Japanese Transcript Parser
June 2020 - Current
Project Overview
The goal of this project was to learn how to do webscraping and automize file extraction and parsing. Although, there were several problems that I am still trying to fix, the overall mechanism for word extraction works (with minor manual input).
Technologies
In building this project, Java was used.
How the parse worked
Given an input name of "3-gatsu no Lion", the following process was executed:
- JSOUP was used to get the html of the website with a list of Japanese TV shows and corresponding links to a transcript zip download page.
- JSOUP was used to parse the html and extract the link to the "transcript zip download page" for "3-gatsu no Lion".
- Chromium was used to manually go automatically go through the UI of the "transcript zip download page" and download the transcript zip file (which was required since the initial endpoint of the link was a loading screen that later rendered the page with a download button for the zip file).

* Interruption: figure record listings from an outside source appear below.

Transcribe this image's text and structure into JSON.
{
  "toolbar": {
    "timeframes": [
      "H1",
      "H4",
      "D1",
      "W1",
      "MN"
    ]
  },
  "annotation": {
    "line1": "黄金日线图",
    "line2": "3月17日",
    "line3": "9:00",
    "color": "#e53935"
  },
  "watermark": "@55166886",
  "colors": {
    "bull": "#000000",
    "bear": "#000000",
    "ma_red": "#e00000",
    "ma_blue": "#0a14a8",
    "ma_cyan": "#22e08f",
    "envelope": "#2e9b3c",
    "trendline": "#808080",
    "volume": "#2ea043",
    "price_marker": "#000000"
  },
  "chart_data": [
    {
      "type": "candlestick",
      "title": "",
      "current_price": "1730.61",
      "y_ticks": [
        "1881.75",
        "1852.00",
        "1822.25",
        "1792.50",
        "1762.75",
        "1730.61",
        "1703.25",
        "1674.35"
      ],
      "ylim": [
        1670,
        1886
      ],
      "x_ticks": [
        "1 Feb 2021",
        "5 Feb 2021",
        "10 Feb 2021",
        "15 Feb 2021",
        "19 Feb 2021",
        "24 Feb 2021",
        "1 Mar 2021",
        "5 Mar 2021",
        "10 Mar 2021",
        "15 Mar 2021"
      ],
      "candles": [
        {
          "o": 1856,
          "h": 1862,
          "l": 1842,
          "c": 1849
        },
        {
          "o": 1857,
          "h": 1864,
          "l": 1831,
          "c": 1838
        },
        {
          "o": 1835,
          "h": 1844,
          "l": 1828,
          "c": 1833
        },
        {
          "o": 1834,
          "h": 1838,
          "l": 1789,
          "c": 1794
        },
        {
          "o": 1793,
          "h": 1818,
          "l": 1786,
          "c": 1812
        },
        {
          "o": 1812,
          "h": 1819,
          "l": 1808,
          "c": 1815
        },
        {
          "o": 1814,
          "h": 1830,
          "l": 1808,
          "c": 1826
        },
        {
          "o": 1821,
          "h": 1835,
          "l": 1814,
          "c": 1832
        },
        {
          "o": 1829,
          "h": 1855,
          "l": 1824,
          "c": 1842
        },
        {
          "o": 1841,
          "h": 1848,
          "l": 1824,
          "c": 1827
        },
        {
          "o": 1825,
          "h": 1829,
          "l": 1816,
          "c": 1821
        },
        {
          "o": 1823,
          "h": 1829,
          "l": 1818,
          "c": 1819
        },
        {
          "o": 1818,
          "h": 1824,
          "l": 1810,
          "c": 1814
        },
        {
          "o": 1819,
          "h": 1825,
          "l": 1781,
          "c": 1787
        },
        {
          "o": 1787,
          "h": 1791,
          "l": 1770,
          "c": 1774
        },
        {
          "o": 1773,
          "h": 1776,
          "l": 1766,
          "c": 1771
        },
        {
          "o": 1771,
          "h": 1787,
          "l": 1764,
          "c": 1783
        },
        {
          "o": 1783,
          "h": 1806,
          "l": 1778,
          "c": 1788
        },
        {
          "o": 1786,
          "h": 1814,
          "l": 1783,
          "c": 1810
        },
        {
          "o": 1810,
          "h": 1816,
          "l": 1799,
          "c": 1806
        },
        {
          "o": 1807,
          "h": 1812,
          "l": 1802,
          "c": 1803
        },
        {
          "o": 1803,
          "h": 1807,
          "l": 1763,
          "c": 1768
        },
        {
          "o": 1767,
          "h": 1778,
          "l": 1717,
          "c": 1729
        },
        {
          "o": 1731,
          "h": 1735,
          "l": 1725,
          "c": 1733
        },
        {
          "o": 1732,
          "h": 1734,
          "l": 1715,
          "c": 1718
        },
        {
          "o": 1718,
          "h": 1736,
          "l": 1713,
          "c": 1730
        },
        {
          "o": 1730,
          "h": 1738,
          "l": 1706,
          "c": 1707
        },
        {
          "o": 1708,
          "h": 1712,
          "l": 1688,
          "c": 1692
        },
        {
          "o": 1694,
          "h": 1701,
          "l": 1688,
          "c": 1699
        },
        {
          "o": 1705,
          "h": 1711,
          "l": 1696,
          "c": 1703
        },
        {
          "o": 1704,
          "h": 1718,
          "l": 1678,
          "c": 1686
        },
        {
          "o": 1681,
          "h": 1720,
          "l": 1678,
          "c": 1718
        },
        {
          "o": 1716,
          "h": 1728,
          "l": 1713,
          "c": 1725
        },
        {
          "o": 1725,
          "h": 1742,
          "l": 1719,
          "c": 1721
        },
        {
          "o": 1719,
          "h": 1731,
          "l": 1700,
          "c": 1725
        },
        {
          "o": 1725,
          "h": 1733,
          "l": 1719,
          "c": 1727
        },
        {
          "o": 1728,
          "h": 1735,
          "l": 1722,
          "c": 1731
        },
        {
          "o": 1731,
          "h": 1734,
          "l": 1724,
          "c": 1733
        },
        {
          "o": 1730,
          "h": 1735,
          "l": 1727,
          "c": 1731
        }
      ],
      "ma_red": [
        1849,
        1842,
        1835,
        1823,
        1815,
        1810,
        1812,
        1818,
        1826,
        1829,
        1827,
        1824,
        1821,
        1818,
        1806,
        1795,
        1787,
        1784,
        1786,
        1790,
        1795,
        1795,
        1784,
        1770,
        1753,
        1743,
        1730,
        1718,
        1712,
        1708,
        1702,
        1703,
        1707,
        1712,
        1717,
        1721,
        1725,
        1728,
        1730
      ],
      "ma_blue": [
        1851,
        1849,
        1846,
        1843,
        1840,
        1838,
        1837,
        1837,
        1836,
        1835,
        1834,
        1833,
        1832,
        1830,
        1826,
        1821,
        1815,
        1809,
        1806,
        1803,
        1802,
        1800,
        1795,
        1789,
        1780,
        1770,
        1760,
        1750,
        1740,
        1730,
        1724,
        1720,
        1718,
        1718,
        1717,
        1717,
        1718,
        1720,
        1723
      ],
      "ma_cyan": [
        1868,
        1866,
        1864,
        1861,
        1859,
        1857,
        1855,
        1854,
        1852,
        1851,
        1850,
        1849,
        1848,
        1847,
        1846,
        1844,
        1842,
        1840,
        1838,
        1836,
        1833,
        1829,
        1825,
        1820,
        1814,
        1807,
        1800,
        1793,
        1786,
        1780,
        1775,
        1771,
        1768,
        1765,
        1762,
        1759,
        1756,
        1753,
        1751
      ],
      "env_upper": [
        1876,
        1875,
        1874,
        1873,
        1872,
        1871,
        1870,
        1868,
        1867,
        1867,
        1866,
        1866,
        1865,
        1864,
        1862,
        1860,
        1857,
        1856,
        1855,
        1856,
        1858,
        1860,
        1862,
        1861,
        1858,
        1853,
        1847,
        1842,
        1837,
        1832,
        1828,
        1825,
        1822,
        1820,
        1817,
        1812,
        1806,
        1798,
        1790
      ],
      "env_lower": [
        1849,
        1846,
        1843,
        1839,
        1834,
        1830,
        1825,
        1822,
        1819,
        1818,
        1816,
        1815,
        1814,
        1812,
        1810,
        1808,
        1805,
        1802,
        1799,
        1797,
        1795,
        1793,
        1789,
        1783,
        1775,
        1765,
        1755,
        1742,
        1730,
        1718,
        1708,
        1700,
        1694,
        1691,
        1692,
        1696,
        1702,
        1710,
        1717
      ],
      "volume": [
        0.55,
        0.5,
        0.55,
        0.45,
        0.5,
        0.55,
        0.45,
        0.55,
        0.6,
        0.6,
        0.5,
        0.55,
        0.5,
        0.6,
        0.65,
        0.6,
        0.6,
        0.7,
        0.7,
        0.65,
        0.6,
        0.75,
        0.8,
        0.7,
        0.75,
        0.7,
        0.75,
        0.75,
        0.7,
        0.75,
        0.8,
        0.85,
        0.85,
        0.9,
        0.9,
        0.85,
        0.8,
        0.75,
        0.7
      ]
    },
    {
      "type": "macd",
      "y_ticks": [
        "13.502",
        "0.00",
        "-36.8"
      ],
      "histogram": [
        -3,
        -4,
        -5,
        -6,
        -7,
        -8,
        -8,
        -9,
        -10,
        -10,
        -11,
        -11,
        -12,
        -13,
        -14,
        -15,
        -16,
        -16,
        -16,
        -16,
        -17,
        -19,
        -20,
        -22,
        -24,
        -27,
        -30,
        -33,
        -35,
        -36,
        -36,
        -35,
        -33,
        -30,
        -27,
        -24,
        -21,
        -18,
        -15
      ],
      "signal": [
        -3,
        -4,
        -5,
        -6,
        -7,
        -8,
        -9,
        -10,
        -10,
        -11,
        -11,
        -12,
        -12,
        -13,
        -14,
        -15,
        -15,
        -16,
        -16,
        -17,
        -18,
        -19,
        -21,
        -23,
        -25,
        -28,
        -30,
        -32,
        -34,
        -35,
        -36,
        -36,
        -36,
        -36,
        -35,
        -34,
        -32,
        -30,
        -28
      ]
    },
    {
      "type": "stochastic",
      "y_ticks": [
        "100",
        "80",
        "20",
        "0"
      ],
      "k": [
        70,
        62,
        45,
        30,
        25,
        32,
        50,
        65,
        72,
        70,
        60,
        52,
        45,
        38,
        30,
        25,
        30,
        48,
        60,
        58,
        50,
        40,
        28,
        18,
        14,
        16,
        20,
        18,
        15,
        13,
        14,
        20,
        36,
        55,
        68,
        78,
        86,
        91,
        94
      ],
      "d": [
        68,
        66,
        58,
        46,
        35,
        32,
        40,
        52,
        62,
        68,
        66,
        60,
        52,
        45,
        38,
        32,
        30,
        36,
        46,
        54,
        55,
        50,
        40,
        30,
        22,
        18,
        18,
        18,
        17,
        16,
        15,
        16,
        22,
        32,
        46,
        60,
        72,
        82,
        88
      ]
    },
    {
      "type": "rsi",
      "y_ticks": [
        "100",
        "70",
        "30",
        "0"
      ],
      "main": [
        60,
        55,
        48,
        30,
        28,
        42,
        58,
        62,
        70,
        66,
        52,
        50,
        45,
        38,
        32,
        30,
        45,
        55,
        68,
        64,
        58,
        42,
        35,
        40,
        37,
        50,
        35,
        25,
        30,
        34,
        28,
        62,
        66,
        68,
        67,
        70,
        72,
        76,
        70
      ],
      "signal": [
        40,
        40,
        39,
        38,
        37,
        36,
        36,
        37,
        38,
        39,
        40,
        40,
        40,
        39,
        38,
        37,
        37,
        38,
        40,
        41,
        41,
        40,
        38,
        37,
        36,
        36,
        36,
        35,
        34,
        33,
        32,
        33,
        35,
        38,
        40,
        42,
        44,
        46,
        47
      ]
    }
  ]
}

- The zip file was unziped and the zip file was deleted.
- The Transcript file for the TV show was extracted (manual input because the folder structure was different for each of the TV Shows).
- The Transcript file was filtered (so that only the words (and no metadata) were extracted).
- The Java BreakIterator was used to separate the words from the Transcript file.
- Each word and its frequency were entered into a hashmap.
- Extraction of the most common words was performed.